Many changes have prompted the growth and success of these stand alone facilities. For example, the demographics of our society have changed and the aging population, although not always in need of hospitalization, may require consistent care, for example for a chronic illness like diabetes.  Technological advances in health care are made on what seems to be a daily basis and many minimally invasive and non-invasive procedures now can take place in an out-patient facility rather than a hospital requiring an expensive overnight stay. The economics of ambulatory is clearly evident in the bottom line. These facilities are not only faster and less expensive to build, but also cheaper to run and maintain than a 24 hour a day hospital. They are also more profitable.

Outpatient facilities are everywhere, on each corner and even in many shopping complexes. Locating these facilities in high traffic areas goes hand in hand with making health care easily accessible. But perhaps more importantly, easy access makes healthcare a part of daily life which is a modern phenomenon. Health care reform has moved firmly away from just treating the illness and instead creating a whole life of wellness. This focus on wellness has also created a different architectural image for health centers. The buildings and spaces within them have a more ‘hotel’ or ‘hospitality’ feel.

The trend in creating ‘homey’ environments delivers a clear message about comfort and personalization of care. Doctors don’t make house calls anymore, but we can bring the house to you. Health care consumers are also concerned with their privacy, keeping their level of stress down during a doctor visit or procedure and the environment impacts these emotions.

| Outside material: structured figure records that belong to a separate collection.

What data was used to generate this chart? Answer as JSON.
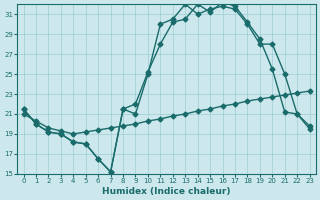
{
  "xlabel": "Humidex (Indice chaleur)",
  "bg_color": "#cce8ec",
  "grid_color": "#9fcdd4",
  "line_color": "#1a6b6b",
  "xlim": [
    -0.5,
    23.5
  ],
  "ylim": [
    15,
    32
  ],
  "xticks": [
    0,
    1,
    2,
    3,
    4,
    5,
    6,
    7,
    8,
    9,
    10,
    11,
    12,
    13,
    14,
    15,
    16,
    17,
    18,
    19,
    20,
    21,
    22,
    23
  ],
  "yticks": [
    15,
    17,
    19,
    21,
    23,
    25,
    27,
    29,
    31
  ],
  "line_a_x": [
    0,
    1,
    2,
    3,
    4,
    5,
    6,
    7,
    8,
    9,
    10,
    11,
    12,
    13,
    14,
    15,
    16,
    17,
    18,
    19,
    20,
    21,
    22,
    23
  ],
  "line_a_y": [
    21.5,
    20.0,
    19.2,
    19.0,
    18.2,
    18.0,
    16.5,
    15.2,
    21.5,
    22.0,
    25.2,
    28.0,
    30.2,
    30.5,
    32.0,
    31.2,
    32.2,
    31.8,
    30.2,
    28.5,
    25.5,
    21.2,
    21.0,
    19.8
  ],
  "line_b_x": [
    0,
    1,
    2,
    3,
    4,
    5,
    6,
    7,
    8,
    9,
    10,
    11,
    12,
    13,
    14,
    15,
    16,
    17,
    18,
    19,
    20,
    21,
    22,
    23
  ],
  "line_b_y": [
    21.5,
    20.0,
    19.2,
    19.0,
    18.2,
    18.0,
    16.5,
    15.2,
    21.5,
    21.0,
    25.0,
    30.0,
    30.5,
    32.0,
    31.0,
    31.5,
    31.8,
    31.5,
    30.0,
    28.0,
    28.0,
    25.0,
    21.0,
    19.5
  ],
  "line_c_x": [
    0,
    1,
    2,
    3,
    4,
    5,
    6,
    7,
    8,
    9,
    10,
    11,
    12,
    13,
    14,
    15,
    16,
    17,
    18,
    19,
    20,
    21,
    22,
    23
  ],
  "line_c_y": [
    21.0,
    20.3,
    19.6,
    19.3,
    19.0,
    19.2,
    19.4,
    19.6,
    19.8,
    20.0,
    20.3,
    20.5,
    20.8,
    21.0,
    21.3,
    21.5,
    21.8,
    22.0,
    22.3,
    22.5,
    22.7,
    22.9,
    23.1,
    23.3
  ],
  "marker": "D",
  "marker_size": 2.5,
  "linewidth": 1.0,
  "xlabel_fontsize": 6.5
}
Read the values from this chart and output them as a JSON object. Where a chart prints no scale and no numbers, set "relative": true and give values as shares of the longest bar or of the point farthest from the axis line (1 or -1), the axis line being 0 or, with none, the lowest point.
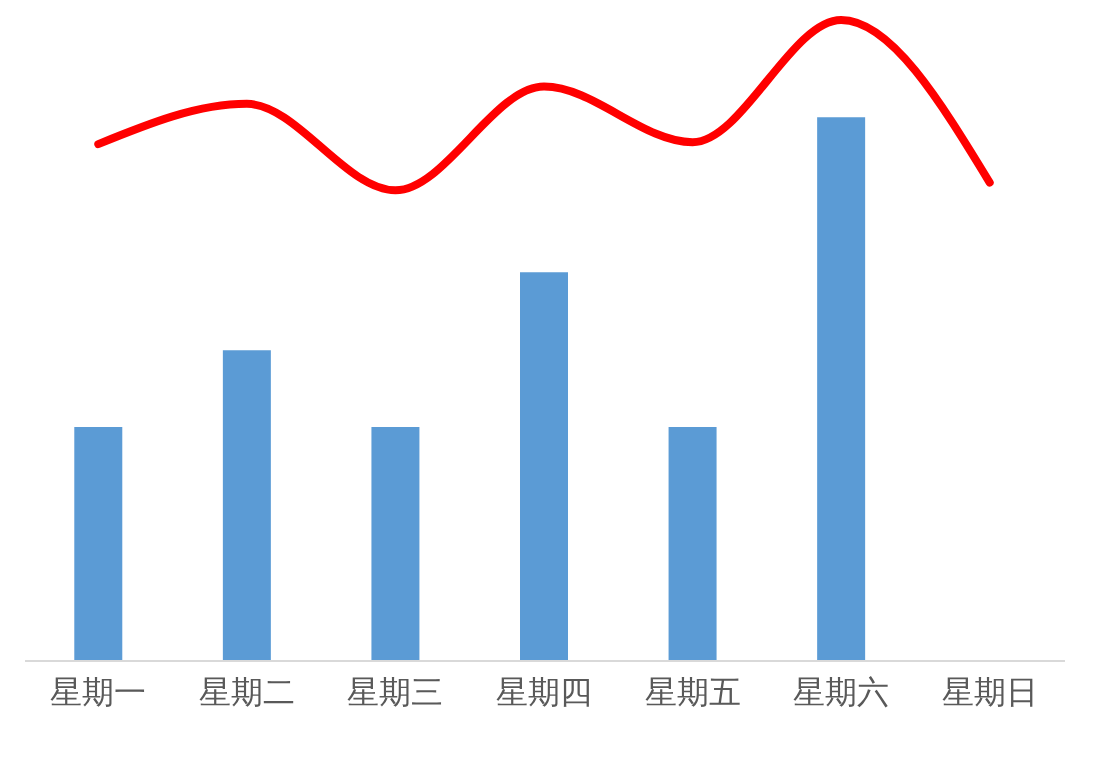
{
  "chart_data": {
    "type": "bar",
    "relative": true,
    "grid": false,
    "categories": [
      "星期一",
      "星期二",
      "星期三",
      "星期四",
      "星期五",
      "星期六",
      "星期日"
    ],
    "series": [
      {
        "color": "#5b9bd5",
        "values": [
          0.364,
          0.484,
          0.364,
          0.606,
          0.364,
          0.848,
          null
        ]
      },
      {
        "type": "line",
        "color": "#ff0000",
        "marker": "none",
        "line_style": "solid",
        "values": [
          0.806,
          0.869,
          0.734,
          0.896,
          0.809,
          1.0,
          0.746
        ]
      }
    ]
  }
}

Convenient, one stop shopping attracts and retains health care consumers. If a person has a doctor’s appointment, they want to be able to get an x-ray and even a prescription filled in the same place.  The facility that can provide this will see repeat clientele.

Health care planners, facilities directors and architects have an opportunity to influence consumers from the moment they drive to a facility, on the walk into the building, on the path to their destination, in the waiting room and exam room and then again as they leave the appointment or procedure. Each part of their experience creates an opportunity to enhance and support the mission of the health care provider. Each part of the experience is an opportunity to make the consumer aware that they are receiving exceptional care and to continue to serve them.